The forecast is backed by a Gartner survey of 403 analytics and AI leaders, conducted between October and December 2024. Over 50% of respondents said their organisations already use AI tools for automated insights and natural language queries. However, Gartner notes that many of today’s analytics systems remain static, lacking the responsiveness required to handle fast-evolving data environments.
By 2027, Gartner expects augmented analytics platforms to evolve into autonomous systems, capable of managing and executing up to 20% of business processes without human intervention. These next-generation systems, described as “perceptive analytics”, will be proactive, connected, collaborative, contextual and continuous in how they deliver value.

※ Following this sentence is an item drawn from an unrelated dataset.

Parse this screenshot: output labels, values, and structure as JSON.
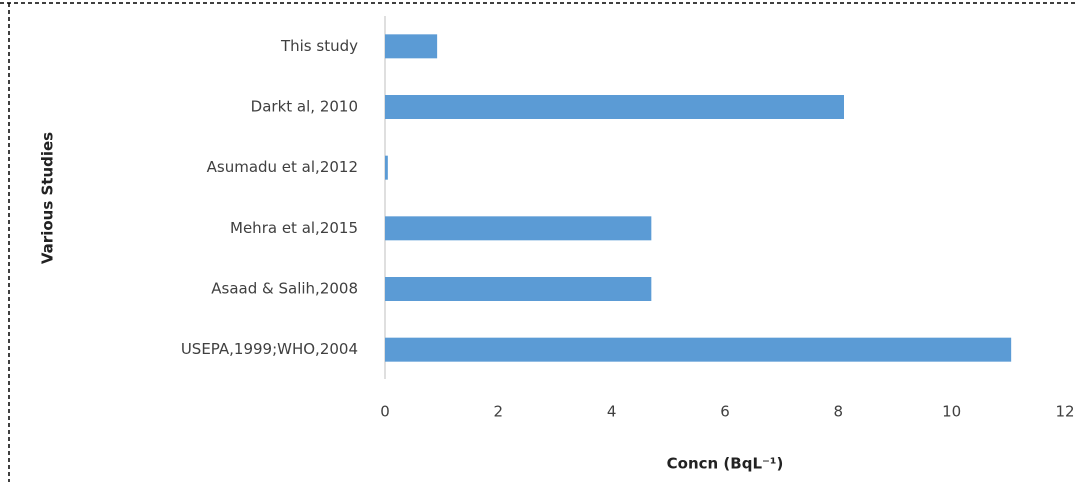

“Perceptive analytics will use AI agents and other GenAI technologies to continuously monitor conditions like market changes, customer behaviours or supply chain disruptions,” said O’Callaghan. “They will autonomously adapt guidance and outputs to reflect real-world shifts—strengthening business resilience and responsiveness.”
However, Gartner warns of emerging risks. One major concern is over-reliance on autonomous systems without appropriate human oversight. There is also the threat of “agent drift”, where an AI system’s behaviour may unintentionally diverge from expected outcomes due to data evolution or unanticipated inputs.

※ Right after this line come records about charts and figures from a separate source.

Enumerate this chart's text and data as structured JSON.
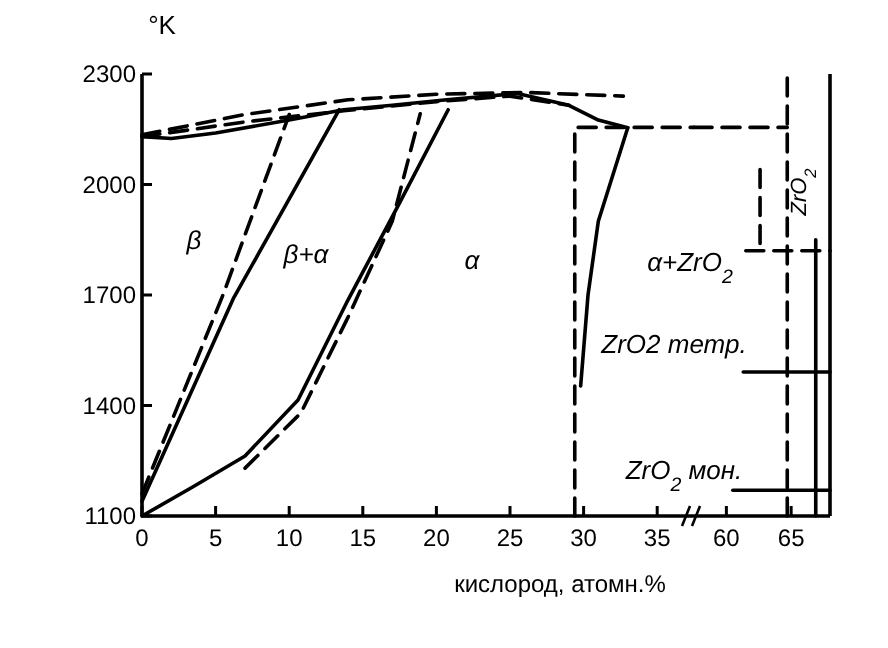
{
  "chart_data": [
    {
      "type": "line",
      "xlabel": "кислород, атомн.%",
      "ylabel": "°K",
      "xlim": [
        0,
        37.5
      ],
      "xticks": [
        0,
        5,
        10,
        15,
        20,
        25,
        30,
        35
      ],
      "ylim": [
        1100,
        2300
      ],
      "yticks": [
        1100,
        1400,
        1700,
        2000,
        2300
      ],
      "series": [
        {
          "color": "#000000",
          "line_style": "solid",
          "x": [
            0,
            2,
            5,
            10,
            13.7,
            17,
            20.7,
            25.5,
            29,
            31,
            33
          ],
          "values": [
            2130,
            2125,
            2140,
            2175,
            2203,
            2215,
            2230,
            2247,
            2215,
            2175,
            2154
          ]
        },
        {
          "color": "#000000",
          "line_style": "dashed",
          "x": [
            0,
            7,
            14,
            20,
            26,
            32.7
          ],
          "values": [
            2135,
            2190,
            2230,
            2245,
            2250,
            2240
          ]
        },
        {
          "color": "#000000",
          "line_style": "dashed",
          "x": [
            0,
            7,
            13.7,
            20,
            25,
            29
          ],
          "values": [
            2130,
            2170,
            2200,
            2225,
            2240,
            2215
          ]
        },
        {
          "color": "#000000",
          "line_style": "solid",
          "x": [
            0,
            6.2,
            13.4
          ],
          "values": [
            1140,
            1690,
            2203
          ]
        },
        {
          "color": "#000000",
          "line_style": "dashed",
          "x": [
            0,
            5.5,
            10
          ],
          "values": [
            1160,
            1700,
            2190
          ]
        },
        {
          "color": "#000000",
          "line_style": "solid",
          "x": [
            0,
            3.5,
            7,
            10.6,
            14,
            17.5,
            20.8
          ],
          "values": [
            1100,
            1180,
            1263,
            1415,
            1687,
            1950,
            2203
          ]
        },
        {
          "color": "#000000",
          "line_style": "dashed",
          "x": [
            7,
            10.8,
            14,
            17,
            18.9
          ],
          "values": [
            1230,
            1380,
            1640,
            1900,
            2192
          ]
        },
        {
          "color": "#000000",
          "line_style": "solid",
          "x": [
            33,
            31,
            30.3,
            29.8
          ],
          "values": [
            2154,
            1900,
            1700,
            1453
          ]
        },
        {
          "color": "#000000",
          "line_style": "dashed",
          "x": [
            29.4,
            29.4,
            37.5
          ],
          "values": [
            1100,
            2155,
            2155
          ]
        }
      ],
      "annotations": [
        "β",
        "β+α",
        "α",
        "α+ZrO$_{2}$",
        "ZrO2 тетр.",
        "ZrO$_{2}$ мон.",
        "ZrO$_{2}$"
      ]
    },
    {
      "type": "line",
      "xlim": [
        57.5,
        68
      ],
      "xticks": [
        60,
        65
      ],
      "ylim": [
        1100,
        2300
      ],
      "tick_labels": "x",
      "series": [
        {
          "color": "#000000",
          "line_style": "dashed",
          "x": [
            57.5,
            64.7
          ],
          "values": [
            2155,
            2155
          ]
        },
        {
          "color": "#000000",
          "line_style": "dashed",
          "x": [
            64.7,
            64.7
          ],
          "values": [
            1100,
            2300
          ]
        },
        {
          "color": "#000000",
          "line_style": "dashed",
          "x": [
            62.6,
            62.6
          ],
          "values": [
            1840,
            2060
          ]
        },
        {
          "color": "#000000",
          "line_style": "dashed",
          "x": [
            61.5,
            68
          ],
          "values": [
            1820,
            1820
          ]
        },
        {
          "color": "#000000",
          "line_style": "solid",
          "x": [
            66.9,
            66.9
          ],
          "values": [
            1100,
            1850
          ]
        },
        {
          "color": "#000000",
          "line_style": "solid",
          "x": [
            61.3,
            68
          ],
          "values": [
            1491,
            1491
          ]
        },
        {
          "color": "#000000",
          "line_style": "solid",
          "x": [
            60.5,
            68
          ],
          "values": [
            1170,
            1170
          ]
        }
      ]
    }
  ]
}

To mitigate these risks, Gartner highlights the rise of “guardian agents”—AI monitors tasked with enforcing operational rules and governance policies. These agents will be essential in ensuring perceptive analytics systems remain aligned with organisational goals and regulatory requirements.
“Building guardian agents will need to be a key focal point of data governance initiatives as agentic and perceptive analytics become the standard across platforms,” O’Callaghan added.
The findings reinforce the growing imperative for businesses to not only adopt AI-driven analytics but to do so responsibly, with a clear framework for oversight, adaptability and risk management.